Bei voller Kenntnis der Sache kann ich jedoch nur über Moskau sprechen, denn hier kenne ich die Situation: Jeden Tag werden mir fünf oder sechs Innenräume zur Veröffentlichung angeboten - und ich habe absolut nichts zur Auswahl. Aus Verzweiflung wähle ich das Beste aus den beiden Schlechtesten.

Wie kann diese Situation umgekehrt werden?
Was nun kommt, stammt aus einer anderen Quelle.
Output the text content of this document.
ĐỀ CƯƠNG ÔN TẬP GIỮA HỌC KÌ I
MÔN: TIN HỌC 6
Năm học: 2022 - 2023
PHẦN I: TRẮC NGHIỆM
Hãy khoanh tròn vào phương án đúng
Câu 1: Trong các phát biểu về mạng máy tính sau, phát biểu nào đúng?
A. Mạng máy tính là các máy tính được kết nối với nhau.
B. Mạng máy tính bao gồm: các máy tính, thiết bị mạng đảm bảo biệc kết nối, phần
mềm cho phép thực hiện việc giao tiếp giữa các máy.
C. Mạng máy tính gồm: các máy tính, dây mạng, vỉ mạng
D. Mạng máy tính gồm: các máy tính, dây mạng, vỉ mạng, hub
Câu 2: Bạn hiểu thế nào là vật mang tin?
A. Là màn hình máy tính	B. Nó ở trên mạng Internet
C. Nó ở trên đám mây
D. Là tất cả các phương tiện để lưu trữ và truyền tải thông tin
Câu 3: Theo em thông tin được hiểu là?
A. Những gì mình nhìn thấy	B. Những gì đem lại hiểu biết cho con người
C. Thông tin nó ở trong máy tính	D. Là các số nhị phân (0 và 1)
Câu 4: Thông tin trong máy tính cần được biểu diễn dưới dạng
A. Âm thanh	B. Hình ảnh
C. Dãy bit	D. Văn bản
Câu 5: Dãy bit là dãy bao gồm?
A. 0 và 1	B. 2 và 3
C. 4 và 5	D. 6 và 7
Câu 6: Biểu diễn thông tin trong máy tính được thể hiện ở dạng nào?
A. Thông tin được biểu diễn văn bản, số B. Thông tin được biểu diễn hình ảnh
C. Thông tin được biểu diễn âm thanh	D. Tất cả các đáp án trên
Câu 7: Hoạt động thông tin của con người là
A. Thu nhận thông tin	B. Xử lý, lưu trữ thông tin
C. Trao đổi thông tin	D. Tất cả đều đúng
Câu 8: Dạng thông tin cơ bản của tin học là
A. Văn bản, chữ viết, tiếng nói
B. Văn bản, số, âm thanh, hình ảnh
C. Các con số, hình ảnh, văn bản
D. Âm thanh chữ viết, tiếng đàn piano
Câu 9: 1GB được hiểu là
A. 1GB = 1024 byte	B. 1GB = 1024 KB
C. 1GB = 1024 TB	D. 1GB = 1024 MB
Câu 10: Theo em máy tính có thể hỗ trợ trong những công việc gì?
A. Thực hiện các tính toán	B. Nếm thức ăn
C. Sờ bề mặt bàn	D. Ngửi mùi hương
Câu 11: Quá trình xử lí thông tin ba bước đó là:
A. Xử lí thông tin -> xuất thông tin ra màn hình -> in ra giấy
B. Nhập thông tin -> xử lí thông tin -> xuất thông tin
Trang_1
- Natürlich ist das Interieur ein geschlossenes Genre: eine Privatwohnung. Kritik an der "internen" Architektur ist jedoch sehr wichtig, obwohl ich nicht verstehe, wie man ihr Aussehen erreicht und wie man die Dinge in Gang bringt. Vielleicht ist es notwendig, eine Diskussionsplattform zu schaffen, ein neutrales Gebiet, in dem die Diskussion "über den Kampf" hinausgeht, ohne auf den Werbetreibenden zurückzublicken. Warum haben Innenarchitekten Angst, Kritik zu üben? Denn wenn Sie schlecht über ein Projekt schreiben, schickt Ihnen der Autor keine Arbeit mehr? Aber warum können Sie in diesem Fall ein Gebäude in der Stadt schelten? Aus irgendeinem Grund erwarten sie nicht, dass der Architekt keine Projekte mehr zur Veröffentlichung einreicht. Darüber hinaus ist es nicht notwendig zu schelten, Sie können auch loben - Sie brauchen nur eine ernsthafte, tiefe Analyse! Eine oberflächliche Beschreibung wirkt sich weder auf die Autoren der Projekte noch auf die Kunden aus. Moderne Werke werden niemals in Lehrbücher aufgenommen, so wie beispielsweise die "Flugzeug" -Wohnung von Aleksey Kozyr, die trotz ihrer Konkurrenz, die einst alle Magazine umging, dorthin gelangen konnte. Es ist notwendig, das Thema breiter zu diskutieren, vielleicht zumindest manchmal über Innenräume in Zeitungen zu schreiben, um die Diskussion auf eine neue Ebene zu heben. Es lohnt sich, die Innenräume ernst zu nehmen und sich nicht auf die Ironie gegenüber wohlhabenden Menschen zu beschränken, die sich ein "ähnliches" Projekt erlaubt haben.